It looks as if the long and weary road to estate tax clarity may soon be at an end. Especially if Washington lawmakers vote to approve the tax package negotiated between President Obama and Republican leaders without making too many changes.
Laura Saunders of the Wall Street Journal claims in her recent article that everything looks to be coming up roses, “it seems estate planners got everything they wanted and nothing they didn’t.” Good news for estate planners translates into good news for our clients. We recommend you read the entire article for the full story, but here are some of the highlights of what estate taxes may have in store for us in 2011:
Tax Election for 2010 Estates: This is one of the biggest parts of the deal. “The bill gives 2010 estates the choice of whether to use 2010 or 2011 tax rules.” This is good news because “the tax on heirs who sell assets of those who died in 2010 is based on the original acquisition cost of the assets, not on their value as of the date of the taxpayer’s death, as is usually the case,” meaning that “taxes were higher if they died in 2010 than 2009 or 2011.”
Unification of the Estate, Gift, and Generation-Skipping Taxes: “In recent years the exemptions for the three levies have been out of synch, complicating succession planning for family businesses and other matters.” With the new deal, however, there would be a simple $5 million per-individual exemption for all three.

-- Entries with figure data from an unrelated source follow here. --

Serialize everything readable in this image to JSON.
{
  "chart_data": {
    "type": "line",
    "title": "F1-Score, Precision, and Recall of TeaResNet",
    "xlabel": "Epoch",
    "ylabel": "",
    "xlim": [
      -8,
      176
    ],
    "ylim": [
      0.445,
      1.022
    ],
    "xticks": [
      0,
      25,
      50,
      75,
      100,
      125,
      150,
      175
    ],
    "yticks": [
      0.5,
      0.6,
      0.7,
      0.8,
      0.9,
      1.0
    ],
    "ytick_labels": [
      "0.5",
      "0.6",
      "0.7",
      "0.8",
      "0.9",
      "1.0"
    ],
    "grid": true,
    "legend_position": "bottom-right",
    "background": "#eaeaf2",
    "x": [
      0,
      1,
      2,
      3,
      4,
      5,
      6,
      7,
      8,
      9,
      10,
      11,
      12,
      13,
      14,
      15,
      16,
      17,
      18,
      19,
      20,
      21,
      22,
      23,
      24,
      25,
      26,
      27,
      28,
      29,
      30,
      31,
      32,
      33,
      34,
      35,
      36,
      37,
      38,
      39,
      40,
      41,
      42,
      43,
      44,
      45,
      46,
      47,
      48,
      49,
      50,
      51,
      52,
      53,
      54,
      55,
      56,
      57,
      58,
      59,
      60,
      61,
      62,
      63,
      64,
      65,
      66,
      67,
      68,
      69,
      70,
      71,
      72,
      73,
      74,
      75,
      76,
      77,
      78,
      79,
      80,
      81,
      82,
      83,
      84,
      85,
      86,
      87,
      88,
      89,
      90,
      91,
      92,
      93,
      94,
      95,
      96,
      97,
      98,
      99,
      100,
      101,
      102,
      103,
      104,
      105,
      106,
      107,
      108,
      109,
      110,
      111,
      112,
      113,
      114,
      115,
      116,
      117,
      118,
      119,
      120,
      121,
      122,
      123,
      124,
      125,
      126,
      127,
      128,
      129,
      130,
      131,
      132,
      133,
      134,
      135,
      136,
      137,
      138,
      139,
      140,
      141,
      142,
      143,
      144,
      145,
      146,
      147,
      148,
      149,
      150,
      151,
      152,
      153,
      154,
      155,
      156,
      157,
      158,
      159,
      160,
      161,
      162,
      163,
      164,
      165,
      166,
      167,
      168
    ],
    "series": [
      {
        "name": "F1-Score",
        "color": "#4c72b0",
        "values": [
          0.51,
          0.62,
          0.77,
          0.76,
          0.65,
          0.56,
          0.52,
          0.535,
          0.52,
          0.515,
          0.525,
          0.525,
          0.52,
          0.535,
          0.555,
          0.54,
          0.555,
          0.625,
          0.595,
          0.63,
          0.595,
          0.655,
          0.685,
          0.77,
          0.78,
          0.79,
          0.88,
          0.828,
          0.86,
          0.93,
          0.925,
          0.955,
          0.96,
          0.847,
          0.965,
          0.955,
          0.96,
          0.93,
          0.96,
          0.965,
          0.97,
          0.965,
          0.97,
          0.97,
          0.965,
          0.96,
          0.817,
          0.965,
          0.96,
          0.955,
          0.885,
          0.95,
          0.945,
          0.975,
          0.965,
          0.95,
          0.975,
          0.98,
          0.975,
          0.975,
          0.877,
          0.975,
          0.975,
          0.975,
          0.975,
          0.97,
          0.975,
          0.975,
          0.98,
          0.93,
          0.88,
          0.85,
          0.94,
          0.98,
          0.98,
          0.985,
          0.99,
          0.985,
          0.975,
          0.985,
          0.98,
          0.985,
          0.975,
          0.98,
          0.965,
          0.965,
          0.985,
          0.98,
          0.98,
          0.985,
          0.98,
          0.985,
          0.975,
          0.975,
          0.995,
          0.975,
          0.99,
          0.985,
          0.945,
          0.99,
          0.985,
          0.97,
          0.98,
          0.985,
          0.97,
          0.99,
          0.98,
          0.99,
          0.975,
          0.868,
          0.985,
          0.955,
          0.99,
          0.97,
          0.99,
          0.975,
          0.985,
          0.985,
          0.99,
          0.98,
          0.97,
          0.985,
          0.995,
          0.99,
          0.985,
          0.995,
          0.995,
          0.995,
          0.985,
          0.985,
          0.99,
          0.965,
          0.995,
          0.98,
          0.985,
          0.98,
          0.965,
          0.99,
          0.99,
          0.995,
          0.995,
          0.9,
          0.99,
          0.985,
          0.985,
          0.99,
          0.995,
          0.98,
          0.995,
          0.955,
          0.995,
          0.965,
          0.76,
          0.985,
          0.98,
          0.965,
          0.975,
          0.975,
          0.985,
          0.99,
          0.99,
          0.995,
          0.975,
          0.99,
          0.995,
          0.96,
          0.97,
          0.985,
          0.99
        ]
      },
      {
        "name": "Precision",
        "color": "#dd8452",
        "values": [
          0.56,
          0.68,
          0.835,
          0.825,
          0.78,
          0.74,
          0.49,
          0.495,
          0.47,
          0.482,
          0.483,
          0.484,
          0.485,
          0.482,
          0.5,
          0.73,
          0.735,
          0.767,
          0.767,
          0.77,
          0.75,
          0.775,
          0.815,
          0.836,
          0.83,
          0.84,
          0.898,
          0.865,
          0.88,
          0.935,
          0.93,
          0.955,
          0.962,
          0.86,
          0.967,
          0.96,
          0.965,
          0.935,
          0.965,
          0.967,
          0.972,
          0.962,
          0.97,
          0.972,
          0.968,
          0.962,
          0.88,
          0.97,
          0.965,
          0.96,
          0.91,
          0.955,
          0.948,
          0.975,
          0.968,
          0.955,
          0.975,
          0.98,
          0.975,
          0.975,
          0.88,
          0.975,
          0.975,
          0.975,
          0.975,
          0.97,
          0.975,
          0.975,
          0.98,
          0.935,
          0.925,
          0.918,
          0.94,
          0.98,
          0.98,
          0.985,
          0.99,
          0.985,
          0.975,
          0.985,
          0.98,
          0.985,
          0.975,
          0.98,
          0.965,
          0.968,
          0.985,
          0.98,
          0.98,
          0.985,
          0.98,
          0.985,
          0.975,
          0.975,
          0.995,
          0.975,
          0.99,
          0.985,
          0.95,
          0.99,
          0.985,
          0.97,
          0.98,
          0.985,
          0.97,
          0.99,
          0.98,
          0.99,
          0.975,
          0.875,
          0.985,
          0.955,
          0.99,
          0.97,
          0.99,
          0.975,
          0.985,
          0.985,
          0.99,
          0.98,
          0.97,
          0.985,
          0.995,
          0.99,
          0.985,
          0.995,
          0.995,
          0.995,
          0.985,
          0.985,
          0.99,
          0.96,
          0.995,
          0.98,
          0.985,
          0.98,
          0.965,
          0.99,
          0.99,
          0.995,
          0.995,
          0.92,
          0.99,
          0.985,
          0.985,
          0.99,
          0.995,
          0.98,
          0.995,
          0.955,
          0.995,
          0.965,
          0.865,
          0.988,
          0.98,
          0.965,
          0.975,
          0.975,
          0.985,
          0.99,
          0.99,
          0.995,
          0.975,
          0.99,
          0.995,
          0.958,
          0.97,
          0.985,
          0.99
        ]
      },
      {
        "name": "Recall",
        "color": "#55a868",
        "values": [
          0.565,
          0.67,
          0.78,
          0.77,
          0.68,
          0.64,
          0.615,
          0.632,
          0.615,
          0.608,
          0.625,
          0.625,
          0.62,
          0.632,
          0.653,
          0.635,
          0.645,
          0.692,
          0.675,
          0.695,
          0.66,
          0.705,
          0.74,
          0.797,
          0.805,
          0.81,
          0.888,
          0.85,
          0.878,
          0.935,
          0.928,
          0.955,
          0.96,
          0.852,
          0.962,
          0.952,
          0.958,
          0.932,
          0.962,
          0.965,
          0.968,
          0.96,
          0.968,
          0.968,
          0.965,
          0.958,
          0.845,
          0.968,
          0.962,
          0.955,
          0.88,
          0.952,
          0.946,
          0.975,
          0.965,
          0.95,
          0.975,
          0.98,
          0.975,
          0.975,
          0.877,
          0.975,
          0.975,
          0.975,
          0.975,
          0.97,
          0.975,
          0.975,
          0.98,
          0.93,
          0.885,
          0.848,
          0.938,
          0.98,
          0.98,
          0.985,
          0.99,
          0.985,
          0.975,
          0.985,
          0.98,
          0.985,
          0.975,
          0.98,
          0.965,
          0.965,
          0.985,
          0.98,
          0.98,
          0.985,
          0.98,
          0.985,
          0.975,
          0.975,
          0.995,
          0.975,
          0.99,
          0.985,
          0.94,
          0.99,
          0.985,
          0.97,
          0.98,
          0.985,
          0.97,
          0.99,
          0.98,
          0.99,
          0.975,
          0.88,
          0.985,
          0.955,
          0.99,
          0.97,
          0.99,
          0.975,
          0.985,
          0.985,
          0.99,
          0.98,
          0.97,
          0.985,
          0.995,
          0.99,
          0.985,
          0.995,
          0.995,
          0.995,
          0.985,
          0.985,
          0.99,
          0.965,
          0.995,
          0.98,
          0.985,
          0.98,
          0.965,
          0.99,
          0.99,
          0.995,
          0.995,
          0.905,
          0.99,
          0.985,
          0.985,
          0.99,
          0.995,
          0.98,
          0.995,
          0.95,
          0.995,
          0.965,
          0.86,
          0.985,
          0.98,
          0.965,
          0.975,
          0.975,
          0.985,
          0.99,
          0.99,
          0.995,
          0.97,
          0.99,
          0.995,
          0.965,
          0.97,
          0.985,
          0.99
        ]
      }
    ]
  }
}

And of course we can’t have a conversation about estate taxes without discussing Effective Date and Duration: The effective date of the new provisions is set to be January 1, 2011. As for duration, “The Senate’s bill makes this regime effective only for 2011 and 2012, at that point the provisions ‘sunset.’” What this means is that the new tax package may be only a temporary reprieve, and we could be going through all of this again in 2012-2013.